Senin 06 May 2019 20:52 WIB

PBB Kembali Minta Kubu Berkonflik di Libya Genjatan Senjata

Genjatan senjata tersebut diminta PBB untuk menghormati Ramadhan.

Rep: Puti Almas/ Red: Nashih Nashrullah
Kendaraan terbakar di distrik bagian selatan Abu Salim, Tripoli, Libya, awal pekan ini, lantaran konflik yang melibatkan dua pemerintahan di negara itu.
Foto: EPA-EFE/STRINGER
Kendaraan terbakar di distrik bagian selatan Abu Salim, Tripoli, Libya, awal pekan ini, lantaran konflik yang melibatkan dua pemerintahan di negara itu.

REPUBLIKA.CO.ID, NEW YORK — PBB kembali menyerukan agar pihak-pihak yang berkonflik di Libya untuk segera melakukan gencatan senjata. Selama hampir satu bulan, Tentara Nasional (LNA) yang dipimpin Khalifa Haftar meluncurkan serangan yang menargetkan dan mengambil alih Ibu Kota Tripoli. 

Dalam sebuah pernyataan, Misi PBB di Libya (UNSMIL) mendesak pihak yang bertikai di Libya untuk menerapkan gencatan senjata mulai Senin (6/5) pukul 04.00 pagi waktu setempat. Waktu tersebut bertepatan dengan hari pertama bulan puasa suci Ramadhan tahun ini. 

Baca Juga

“UNSMIL meminta semua pihak untuk memberikan bantuan kemanusiaan pada mereka yang membutuhkan dan memastikan kebebasan bagi warga sipil untuk bergerak selama gencatan senjata,” ujar pernyataan UNSMIL dilansir Aawsat, Senin (6/5). 
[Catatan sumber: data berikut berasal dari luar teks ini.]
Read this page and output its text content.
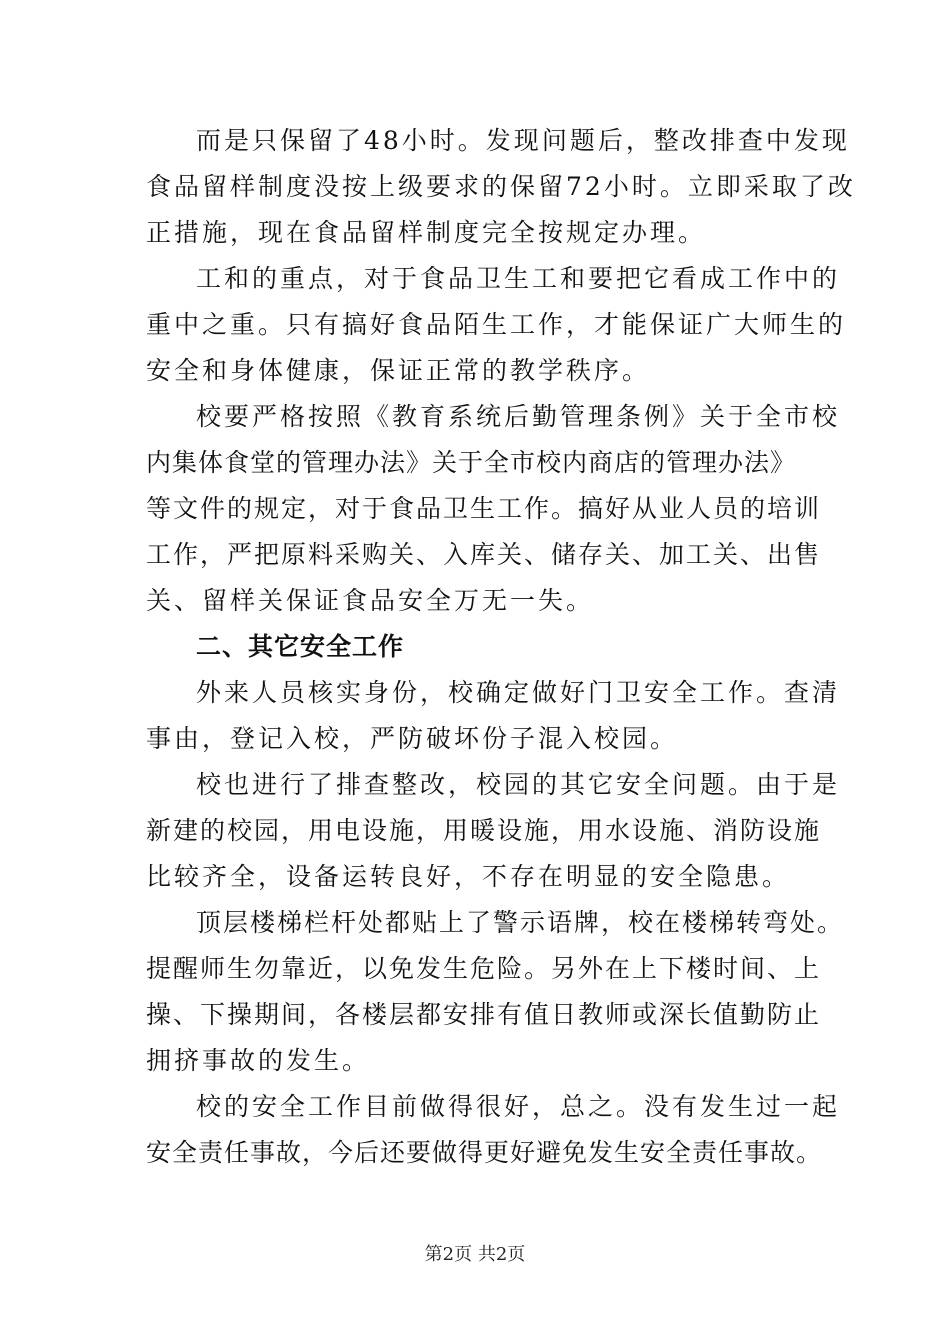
而是只保留了48小时。发现问题后，整改排查中发现
食品留样制度没按上级要求的保留72小时。立即采取了改
正措施，现在食品留样制度完全按规定办理。
工和的重点，对于食品卫生工和要把它看成工作中的
重中之重。只有搞好食品陌生工作，才能保证广大师生的
安全和身体健康，保证正常的教学秩序。
校要严格按照《教育系统后勤管理条例》关于全市校
内集体食堂的管理办法》关于全市校内商店的管理办法》
等文件的规定，对于食品卫生工作。搞好从业人员的培训
工作，严把原料采购关、入库关、储存关、加工关、出售
关、留样关保证食品安全万无一失。
二、其它安全工作
外来人员核实身份，校确定做好门卫安全工作。查清
事由，登记入校，严防破坏份子混入校园。
校也进行了排查整改，校园的其它安全问题。由于是
新建的校园，用电设施，用暖设施，用水设施、消防设施
比较齐全，设备运转良好，不存在明显的安全隐患。
顶层楼梯栏杆处都贴上了警示语牌，校在楼梯转弯处。
提醒师生勿靠近，以免发生危险。另外在上下楼时间、上
操、下操期间，各楼层都安排有值日教师或深长值勤防止
拥挤事故的发生。
校的安全工作目前做得很好，总之。没有发生过一起
安全责任事故，今后还要做得更好避免发生安全责任事故。
第2页 共2页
LNA belum memberikan tanggapan atas seruan PBB tersebut, demikian dengan Pemerintah Libya yang diakui internasional, dikenal sebagai Pemerintah Kesepakatan Nasional (GNA). Hingga saat ini, pertempuran di wilayah sekitar Tripoli masih terus terdengar, di mana LNA masih berusaha menembus pertahanan pasukan pemerintah.   

Sejak presiden Muammar Gaddafi digulingkan pada 2011 lalu, Libya dilanda kekacauan dengan faksi-faksi bersenjata yang ingin menguasai pemerintahan secara penuh. 

Pemerintahan negera itu terbagi atas dua, di mana di Tripoli, didukung  internasional, sementara LNA menguasai wilayah timur dan membentuk pemerintahan.  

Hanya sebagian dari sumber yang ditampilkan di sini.